Little Sisters seek relief from SCOTUS, and an op-ed gets their claims wrong

The Little Sisters of the Poor have asked the Supreme Court of the United States for relief from the Tenth Circuit’s ruling earlier this month rejecting their challenge to the “accommodation” from HHS’ contraceptive mandate.

Paul Clement is counsel of record on their petition for writ of certiorari. (Hat tip to How Appealing).

Also, yesterday in the Albuquerque Journal carried this op-ed by Erin Armstrong, a lawyer for the ACLU of New Mexico, defending the Tenth Circuit’s ruling.
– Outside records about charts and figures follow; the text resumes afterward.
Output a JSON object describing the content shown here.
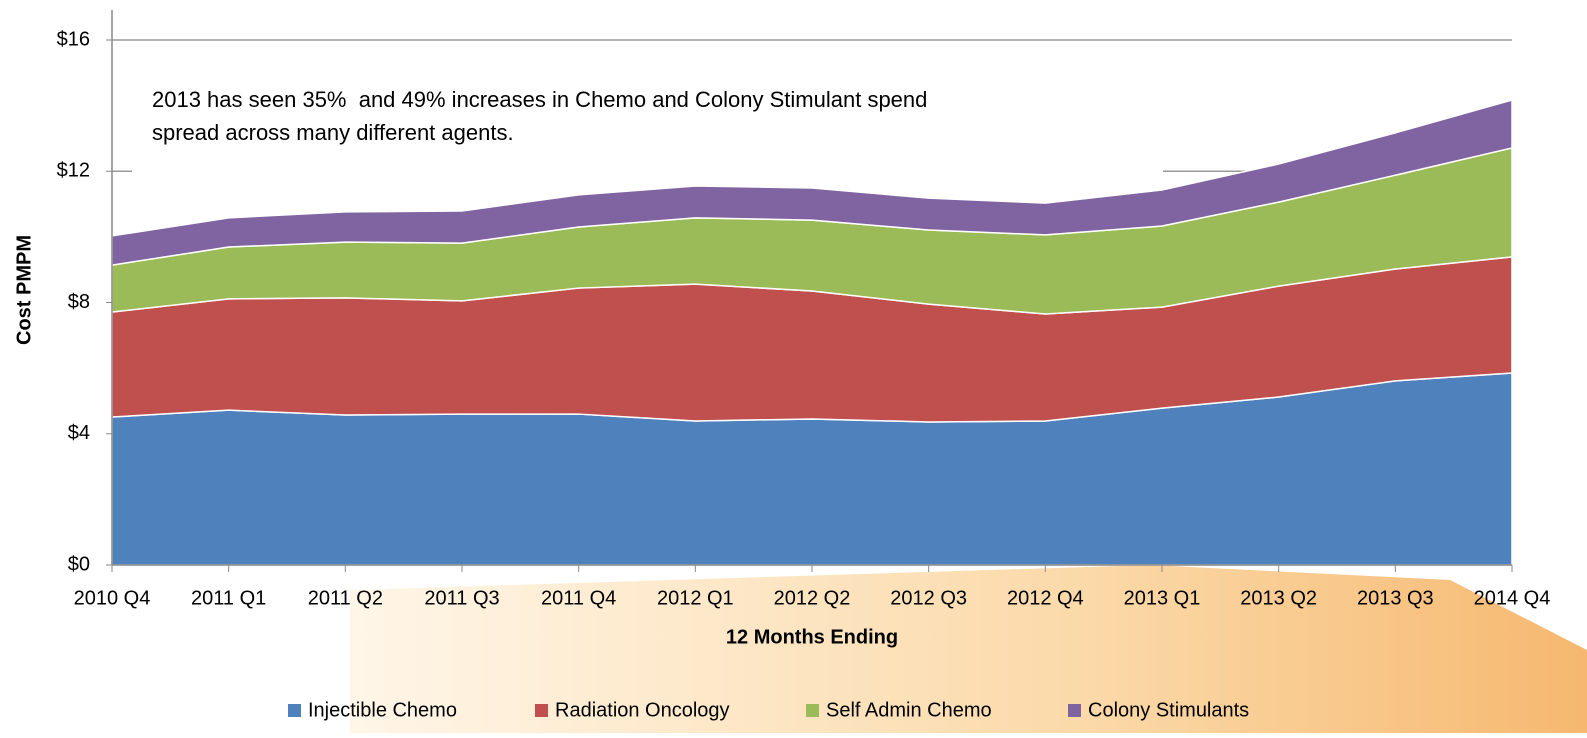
{
  "chart_data": {
    "type": "stacked-area",
    "annotation": [
      "2013 has seen 35%  and 49% increases in Chemo and Colony Stimulant spend",
      "spread across many different agents."
    ],
    "xlabel": "12 Months Ending",
    "ylabel": "Cost PMPM",
    "categories": [
      "2010 Q4",
      "2011 Q1",
      "2011 Q2",
      "2011 Q3",
      "2011 Q4",
      "2012 Q1",
      "2012 Q2",
      "2012 Q3",
      "2012 Q4",
      "2013 Q1",
      "2013 Q2",
      "2013 Q3",
      "2014 Q4"
    ],
    "series": [
      {
        "name": "Injectible Chemo",
        "color": "#4f81bd",
        "values": [
          4.51,
          4.72,
          4.57,
          4.6,
          4.6,
          4.39,
          4.45,
          4.36,
          4.39,
          4.78,
          5.12,
          5.61,
          5.85
        ]
      },
      {
        "name": "Radiation Oncology",
        "color": "#c0504d",
        "values": [
          3.2,
          3.39,
          3.57,
          3.45,
          3.84,
          4.17,
          3.9,
          3.59,
          3.26,
          3.08,
          3.38,
          3.41,
          3.54
        ]
      },
      {
        "name": "Self Admin Chemo",
        "color": "#9bbb59",
        "values": [
          1.43,
          1.58,
          1.7,
          1.76,
          1.86,
          2.02,
          2.16,
          2.26,
          2.41,
          2.47,
          2.56,
          2.86,
          3.32
        ]
      },
      {
        "name": "Colony Stimulants",
        "color": "#8064a2",
        "values": [
          0.89,
          0.89,
          0.92,
          0.98,
          0.98,
          0.97,
          0.98,
          0.97,
          0.97,
          1.1,
          1.16,
          1.29,
          1.46
        ]
      }
    ],
    "ylim": [
      0,
      16
    ],
    "yticks": [
      {
        "value": 0,
        "label": "$0"
      },
      {
        "value": 4,
        "label": "$4"
      },
      {
        "value": 8,
        "label": "$8"
      },
      {
        "value": 12,
        "label": "$12"
      },
      {
        "value": 16,
        "label": "$16"
      }
    ],
    "grid": true,
    "legend": "bottom"
  }
}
Unfortunately, Ms. Armstrong is mistaken about some of the issues presented by the case. For example, she says “[a]ll the law asks is that those organizations fill out a simple form stating their objection.” As I explained here, and as Mr. Clement explains much more eloquently in the petition, this is not “all the law asks.” Instead, the Little Sisters’ claim is  that even filling out the form involves them in cooperation with acts they believe to be immoral.

Ms. Armstrong also asserts that “[w]e all have the right to our religious beliefs, but that freedom does not entitle us to discriminate or decide what kind of health care others will or will not receive.” This statement is of no relevance to the case. The Little Sisters are not acting out of some kind of discriminatory animus against others, but instead seek to avoid participating in acts they consider to be immoral.

Also, they’re not attempting to “decide what kind of health care others” will get. Even if the Little Sisters prevail, their employees remain free to buy contraceptives, which are widely available in our society. And of course, if an employee wants to work for an employer that maintains an insurance plan that covers contraceptives, there are plenty of workplaces that do so. No one’s forcing anyone to work for the Little Sisters.